About forty years ago, only five percent of American children who were three or four years old attended early education programs. Today, about two-thirds of the children of that age go to preschools, nursery schools or daycare centers with educational programs. Many education experts say this is a good situation. They say young children who have some kind of preschool education do much better when they attend school.

Young children in preschool programs learn colors and numbers. They identify common objects and letters of the alphabet to prepare them for reading. They sing and play games that use numbers and maps. They learn to cooperate with teachers and other children. Many preschool programs include activities to help young children learn about the world around them. For example, children visit places like zoos, museums and fire and police stations.

After preschool, most American children attend kindergarten in public schools. Most children start kindergarten at about age five. Many American kindergartens now require skills taught in early education programs. So children who have not attended a preschool program may not be ready for kindergarten.
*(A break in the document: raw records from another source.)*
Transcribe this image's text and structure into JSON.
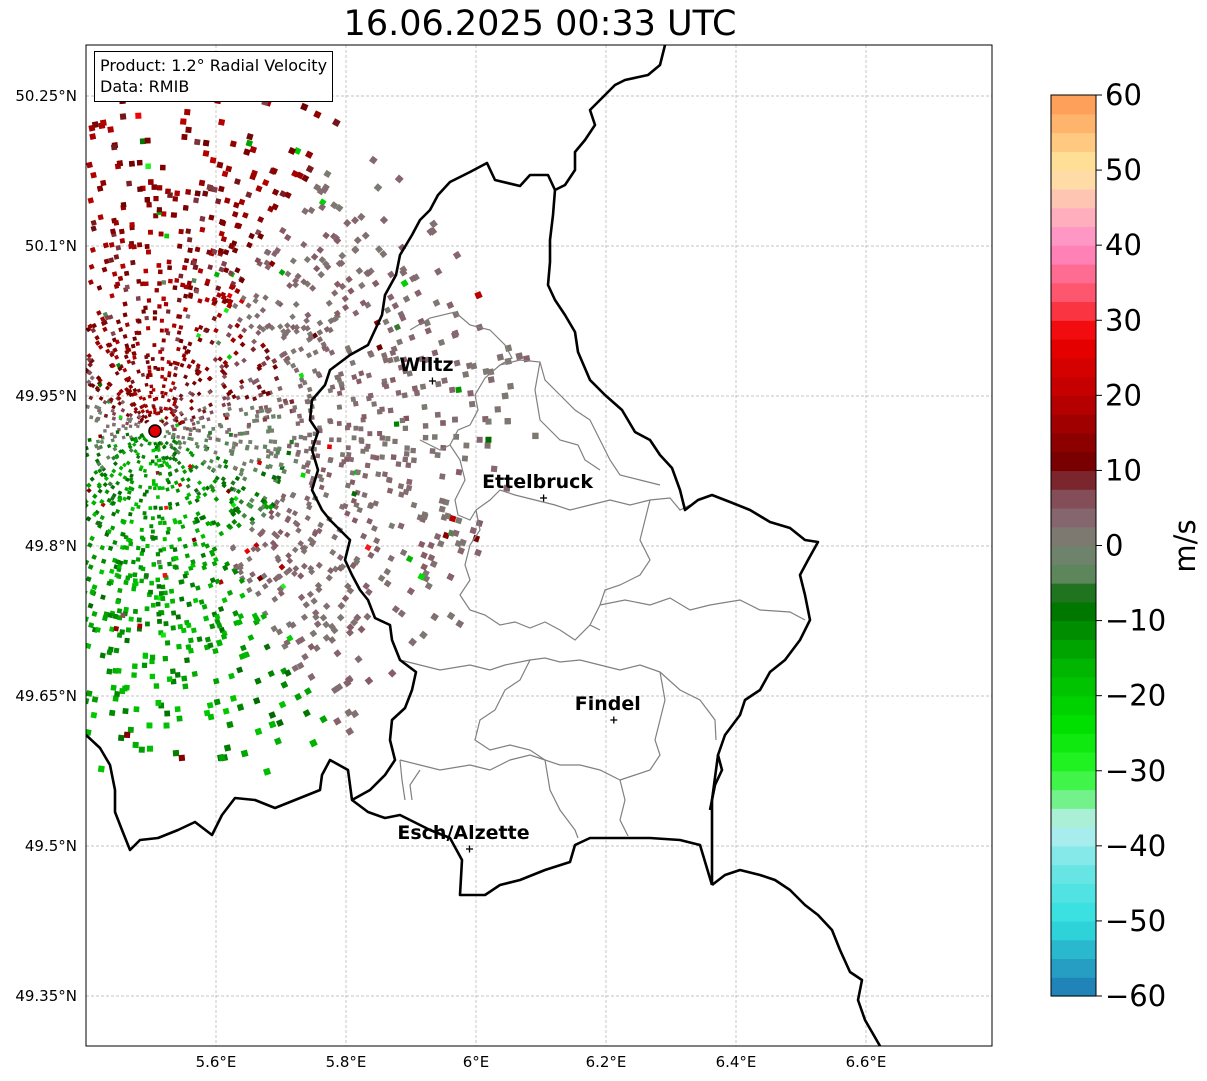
{
  "title": "16.06.2025 00:33 UTC",
  "info": {
    "product": "Product: 1.2° Radial Velocity",
    "data": "Data: RMIB"
  },
  "map": {
    "lon_range": [
      5.4,
      6.8
    ],
    "lat_range": [
      49.3,
      50.3
    ],
    "lon_ticks": [
      {
        "value": 5.6,
        "label": "5.6°E"
      },
      {
        "value": 5.8,
        "label": "5.8°E"
      },
      {
        "value": 6.0,
        "label": "6°E"
      },
      {
        "value": 6.2,
        "label": "6.2°E"
      },
      {
        "value": 6.4,
        "label": "6.4°E"
      },
      {
        "value": 6.6,
        "label": "6.6°E"
      }
    ],
    "lat_ticks": [
      {
        "value": 50.25,
        "label": "50.25°N"
      },
      {
        "value": 50.1,
        "label": "50.1°N"
      },
      {
        "value": 49.95,
        "label": "49.95°N"
      },
      {
        "value": 49.8,
        "label": "49.8°N"
      },
      {
        "value": 49.65,
        "label": "49.65°N"
      },
      {
        "value": 49.5,
        "label": "49.5°N"
      },
      {
        "value": 49.35,
        "label": "49.35°N"
      }
    ],
    "grid": true,
    "radar_site": {
      "lon": 5.505,
      "lat": 49.915
    },
    "cities": [
      {
        "name": "Wiltz",
        "lon": 5.933,
        "lat": 49.965
      },
      {
        "name": "Ettelbruck",
        "lon": 6.104,
        "lat": 49.848
      },
      {
        "name": "Findel",
        "lon": 6.212,
        "lat": 49.626
      },
      {
        "name": "Esch/Alzette",
        "lon": 5.99,
        "lat": 49.497
      }
    ]
  },
  "colorbar": {
    "label": "m/s",
    "min": -60,
    "max": 60,
    "ticks": [
      {
        "value": 60,
        "label": "60"
      },
      {
        "value": 50,
        "label": "50"
      },
      {
        "value": 40,
        "label": "40"
      },
      {
        "value": 30,
        "label": "30"
      },
      {
        "value": 20,
        "label": "20"
      },
      {
        "value": 10,
        "label": "10"
      },
      {
        "value": 0,
        "label": "0"
      },
      {
        "value": -10,
        "label": "−10"
      },
      {
        "value": -20,
        "label": "−20"
      },
      {
        "value": -30,
        "label": "−30"
      },
      {
        "value": -40,
        "label": "−40"
      },
      {
        "value": -50,
        "label": "−50"
      },
      {
        "value": -60,
        "label": "−60"
      }
    ]
  }
}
Many families, however, lack enough money to send their children to private nursery schools or preschools. Such schools may cost several thousand dollars a year, as much as a public university.

To help poor families, the government operates an education program for young children called Head Start. Studies have shown that many children from poor families do not do well in school. Studies also have shown that children in Head Start programs perform equally well or better than other children when they start school. But the government currently is providing Head Start with enough money to serve only about sixty percent of the children who need this program.

Educators have expressed concern that some early childhood education programs are not good enough. The United States has about eighty-thousand preschools, nursery schools and daycare centers. The National Association for the Education of Young Children studies these schools. The association says it has approved only about ten percent of the preschools in the country. Experts say American children need more and better preschool education.